Proteomic analysis of skeletal muscle in Chinese hamsters with type 2 diabetes mellitus reveals that OPLAH downregulation affects insulin resistance and impaired glucose uptake.

Abstract

Type 2 diabetes mellitus (T2DM) is a metabolic disease controlled by a combination of genetic and environmental factors. The Chinese hamster, as a novel animal model of spontaneous T2DM with high phenotypic similarity to human disease, is of great value in identifying potential therapeutic targets for T2DM. Here, we used tandem mass tag (TMT) quantitative proteomics based on liquid chromatography-tandem mass spectrometry to assess the skeletal muscles of a Chinese hamster diabetes model. We identified 38 differentially abundant proteins, of which 14 were upregulated and 24 were downregulated.
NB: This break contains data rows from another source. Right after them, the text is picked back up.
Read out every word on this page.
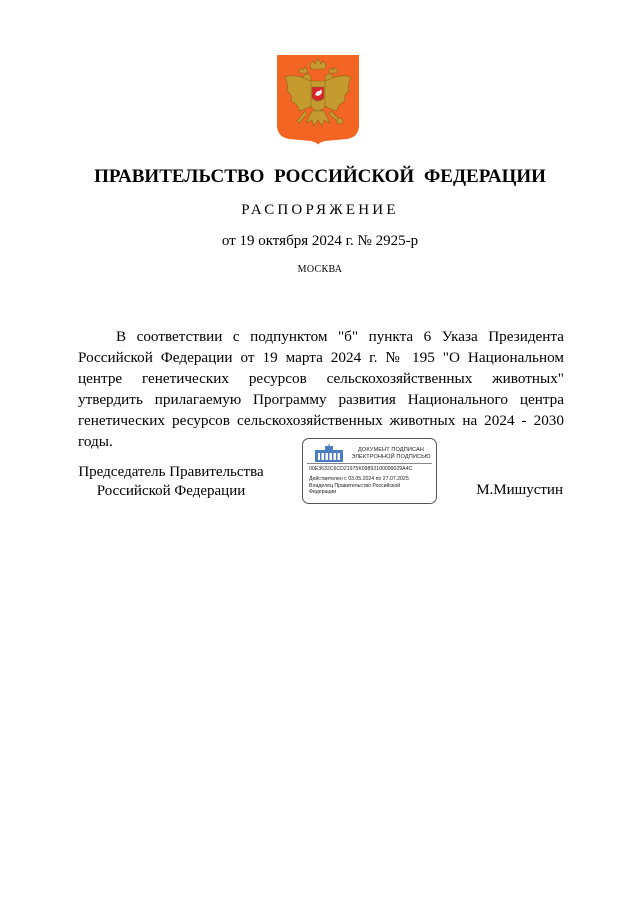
ПРАВИТЕЛЬСТВО РОССИЙСКОЙ ФЕДЕРАЦИИ
РАСПОРЯЖЕНИЕ
от 19 октября 2024 г. № 2925-р
МОСКВА

В соответствии с подпунктом "б" пункта 6 Указа Президента Российской Федерации от 19 марта 2024 г. № 195 "О Национальном центре генетических ресурсов сельскохозяйственных животных" утвердить прилагаемую Программу развития Национального центра генетических ресурсов сельскохозяйственных животных на 2024 - 2030 годы.

Председатель Правительства
Российской Федерации
ДОКУМЕНТ ПОДПИСАН
ЭЛЕКТРОННОЙ ПОДПИСЬЮ
00E3632C6CD21975K09892100099029A4C
Действителен с 03.05.2024 по 27.07.2025
Владелец Правительство Российской
Федерации	М.Мишустин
Further analysis of the differentially abundant proteins revealed that five of them (OPLAH, GST, EPHX1, SIRT5, ALDH1L1) were associated with oxidative stress; these were validated at the protein and mRNA levels, and the results were consistent with the proteomic analysis results. In addition, we evaluated the role of OPLAH in the pathogenesis of T2DM in human skeletal muscle cells (HSKMCs) by silencing it. The knockdown of OPLAH caused an increase in reactive oxygen species content, decreased the GSH content, inhibited the PI3K/Akt/GLUT4 signaling pathway, and reduced glucose uptake. We propose that OPLAH downregulation plays a role in insulin resistance and glucose uptake disorders in HSKMCs possibly via oxidative stress, making it a new therapeutic target for T2DM.